En novembre 2013, un incident va réveiller les vieilles rancœurs : le beau-père du leader de la tribu touarègue des Imghad, El-Hadj Gamou — un général de l’armée malienne qui a fondé sa propre milice, le Groupe d’autodéfense touareg Imghad et alliés (Gatia) — est tué dans son village par un Peul. On ignore encore s’il a été victime d’un assassinat ciblé ou d’un « simple » fait divers lié à un conflit foncier. Toujours est-il que les représailles ne tardent pas : quelques jours plus tard, une cinquantaine de Peuls sont tués près de la frontière. S’ensuit un cycle de terribles massacres. En février 2014, une quarantaine d’Imghad sont massacrés à Tamkoutat.
Jusque-là cantonnés au Mali, les combats débordent en territoire nigérien. Niamey réagit. Le 10 février 2014, les forces de sécurité arrêtent plusieurs combattants peuls, dont quelques chefs, mais aussi des civils. « L’erreur a été de les présenter tous comme des terroristes, alors que la plupart sont des miliciens entraînés malgré eux dans ce conflit et qui ne savaient pas comment en sortir vivants, déplore un ancien chef de la milice. C’est à ce moment que ces jeunes ont compris que l’État du Niger ne les protègerait pas. Ils sont retournés au Mali et ont repris contact avec les chefs du Mujao ».
Un nouvel ennemi
Dès lors, le Niger qui avait été jusque-là épargné est considéré comme un ennemi. Le 30 octobre 2014, des éléments armés lancent trois attaques simultanées contre une prison, une patrouille des forces de défense et de sécurité et des positions militaires au sein d’un camp de réfugiés. Neufs soldats sont tués, 58 prisonniers sont libérés. Les semaines suivantes, les assauts se multiplient contre les positions de l’armée. Des dizaines de soldats perdent la vie. Le pouvoir tente d’ouvrir des canaux de négociation avec les jeunes combattants de nationalité nigérienne, mais aucune tentative n’aboutit. De l’aveu de plusieurs médiateurs qui ont eu à s’impliquer dans les négociations, il était encore possible, à l’époque, de ramener les jeunes combattants à la raison. Mais de part et d’autre, les tenants d’une ligne dure l’ont emporté.
Après l’attaque de Tongo Tongo en octobre 2017 au cours de laquelle cinq soldats nigériens et quatre soldats américains sont tués, le pouvoir se raidit. Des renforts sont envoyés sur place. Les arrestations se multiplient. Plusieurs associations dénoncent des arrestations arbitraires et des violences contre des civils, et déplorent l’amalgame qui est fait entre Peuls et djihadistes. Cela n’empêche pas les miliciens, désormais réunis au sein de l’EIGS qui a succédé au Mujao, d’infliger de nouvelles pertes à l’armée.

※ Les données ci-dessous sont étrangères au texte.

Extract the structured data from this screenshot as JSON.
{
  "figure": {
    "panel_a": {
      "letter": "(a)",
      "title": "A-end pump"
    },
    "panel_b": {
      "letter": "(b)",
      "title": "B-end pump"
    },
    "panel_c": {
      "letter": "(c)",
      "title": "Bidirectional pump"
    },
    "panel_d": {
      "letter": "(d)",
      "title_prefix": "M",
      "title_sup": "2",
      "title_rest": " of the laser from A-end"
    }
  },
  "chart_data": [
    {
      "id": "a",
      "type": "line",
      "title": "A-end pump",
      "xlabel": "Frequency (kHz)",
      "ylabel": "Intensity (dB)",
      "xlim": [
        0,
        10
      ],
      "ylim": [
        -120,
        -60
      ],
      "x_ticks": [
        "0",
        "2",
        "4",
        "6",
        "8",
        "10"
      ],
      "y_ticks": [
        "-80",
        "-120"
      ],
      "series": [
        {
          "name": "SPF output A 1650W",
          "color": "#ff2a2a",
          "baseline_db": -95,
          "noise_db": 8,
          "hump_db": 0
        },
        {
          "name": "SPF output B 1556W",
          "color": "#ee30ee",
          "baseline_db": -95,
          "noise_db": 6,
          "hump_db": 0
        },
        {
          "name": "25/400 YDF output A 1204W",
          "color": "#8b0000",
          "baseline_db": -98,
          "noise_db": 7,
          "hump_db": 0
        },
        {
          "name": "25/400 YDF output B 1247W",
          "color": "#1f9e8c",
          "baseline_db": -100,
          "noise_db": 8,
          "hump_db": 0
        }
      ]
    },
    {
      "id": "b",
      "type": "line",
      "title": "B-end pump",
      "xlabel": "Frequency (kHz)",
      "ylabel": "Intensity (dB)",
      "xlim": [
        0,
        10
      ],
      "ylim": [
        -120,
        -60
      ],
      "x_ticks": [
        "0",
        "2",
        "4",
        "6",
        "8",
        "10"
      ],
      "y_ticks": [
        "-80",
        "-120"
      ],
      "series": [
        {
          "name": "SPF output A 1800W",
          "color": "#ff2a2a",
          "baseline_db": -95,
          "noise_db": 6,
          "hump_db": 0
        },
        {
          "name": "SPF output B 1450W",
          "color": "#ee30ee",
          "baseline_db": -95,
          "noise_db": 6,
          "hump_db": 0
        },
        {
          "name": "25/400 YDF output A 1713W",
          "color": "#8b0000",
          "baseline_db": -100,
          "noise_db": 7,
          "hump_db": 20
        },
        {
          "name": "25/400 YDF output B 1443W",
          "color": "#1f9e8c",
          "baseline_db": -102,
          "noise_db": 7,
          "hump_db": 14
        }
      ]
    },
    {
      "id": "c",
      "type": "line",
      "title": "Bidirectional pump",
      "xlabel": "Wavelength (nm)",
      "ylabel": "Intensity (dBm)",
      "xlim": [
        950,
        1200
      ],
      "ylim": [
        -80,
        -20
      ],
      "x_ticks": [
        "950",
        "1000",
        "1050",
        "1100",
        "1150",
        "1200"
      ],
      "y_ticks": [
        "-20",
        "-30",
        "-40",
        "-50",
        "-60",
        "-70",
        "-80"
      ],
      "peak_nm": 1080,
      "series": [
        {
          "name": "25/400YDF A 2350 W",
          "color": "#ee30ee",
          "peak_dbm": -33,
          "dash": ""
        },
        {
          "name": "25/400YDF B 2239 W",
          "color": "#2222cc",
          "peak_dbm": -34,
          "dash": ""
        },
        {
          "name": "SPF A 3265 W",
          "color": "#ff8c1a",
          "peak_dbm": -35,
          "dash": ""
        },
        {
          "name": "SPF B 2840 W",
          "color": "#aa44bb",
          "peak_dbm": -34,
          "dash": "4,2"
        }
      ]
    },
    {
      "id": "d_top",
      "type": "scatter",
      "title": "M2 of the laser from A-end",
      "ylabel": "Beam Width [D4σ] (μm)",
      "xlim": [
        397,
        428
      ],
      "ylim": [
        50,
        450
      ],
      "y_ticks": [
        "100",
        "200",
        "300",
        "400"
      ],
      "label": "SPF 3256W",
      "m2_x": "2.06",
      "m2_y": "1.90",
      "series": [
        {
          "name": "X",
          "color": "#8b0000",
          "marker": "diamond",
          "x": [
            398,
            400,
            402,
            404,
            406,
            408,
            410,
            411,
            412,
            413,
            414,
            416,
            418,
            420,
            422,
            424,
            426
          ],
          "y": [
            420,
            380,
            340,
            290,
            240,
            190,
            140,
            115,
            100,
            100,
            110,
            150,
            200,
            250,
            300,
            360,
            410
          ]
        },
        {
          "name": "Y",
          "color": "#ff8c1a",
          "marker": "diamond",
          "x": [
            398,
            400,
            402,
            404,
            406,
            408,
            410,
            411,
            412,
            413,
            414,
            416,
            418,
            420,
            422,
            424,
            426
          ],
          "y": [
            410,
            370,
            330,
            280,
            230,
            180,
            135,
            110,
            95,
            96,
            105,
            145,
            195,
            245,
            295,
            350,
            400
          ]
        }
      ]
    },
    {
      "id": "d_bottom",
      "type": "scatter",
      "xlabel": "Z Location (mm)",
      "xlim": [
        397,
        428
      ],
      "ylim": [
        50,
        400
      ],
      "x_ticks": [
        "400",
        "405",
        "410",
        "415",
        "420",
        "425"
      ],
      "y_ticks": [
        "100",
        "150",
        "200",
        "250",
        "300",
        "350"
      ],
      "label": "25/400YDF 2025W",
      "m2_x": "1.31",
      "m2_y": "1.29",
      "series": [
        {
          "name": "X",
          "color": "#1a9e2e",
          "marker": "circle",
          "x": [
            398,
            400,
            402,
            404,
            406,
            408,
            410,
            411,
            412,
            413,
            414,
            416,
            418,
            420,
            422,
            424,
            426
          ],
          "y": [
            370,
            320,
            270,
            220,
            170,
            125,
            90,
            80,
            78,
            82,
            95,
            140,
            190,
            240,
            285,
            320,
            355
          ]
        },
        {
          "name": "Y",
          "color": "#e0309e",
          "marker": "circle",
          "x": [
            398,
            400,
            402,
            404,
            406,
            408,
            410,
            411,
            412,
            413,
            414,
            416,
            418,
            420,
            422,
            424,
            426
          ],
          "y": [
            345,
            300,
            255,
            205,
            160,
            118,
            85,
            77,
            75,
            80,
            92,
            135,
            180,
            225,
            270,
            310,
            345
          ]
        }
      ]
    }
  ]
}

Coopération à haut risque avec les milices
Conscient qu’il est en train de perdre la bataille, le pouvoir nigérien fait un choix qui aura de lourdes conséquences. Mi-2017, il fait appel à deux milices opérant sur le territoire malien, de l’autre côté de la frontière, pour l’aider à combattre les djihadistes : le Mouvement pour le salut de l’Azawad (MSA), essentiellement composé de Daoussahak, et le Gatia, dont les éléments sont issus de la tribu imghad — soit deux communautés qui ont des comptes à régler avec les Peuls toleebe.
Les autorités de Niamey accordent aux deux milices le droit de mener des opérations militaires sur le territoire nigérien, et leur apportent un soutien opérationnel. Bientôt, l’armée française s’appuie également sur ces deux forces pour mener des opérations dans la « zone des trois frontières ».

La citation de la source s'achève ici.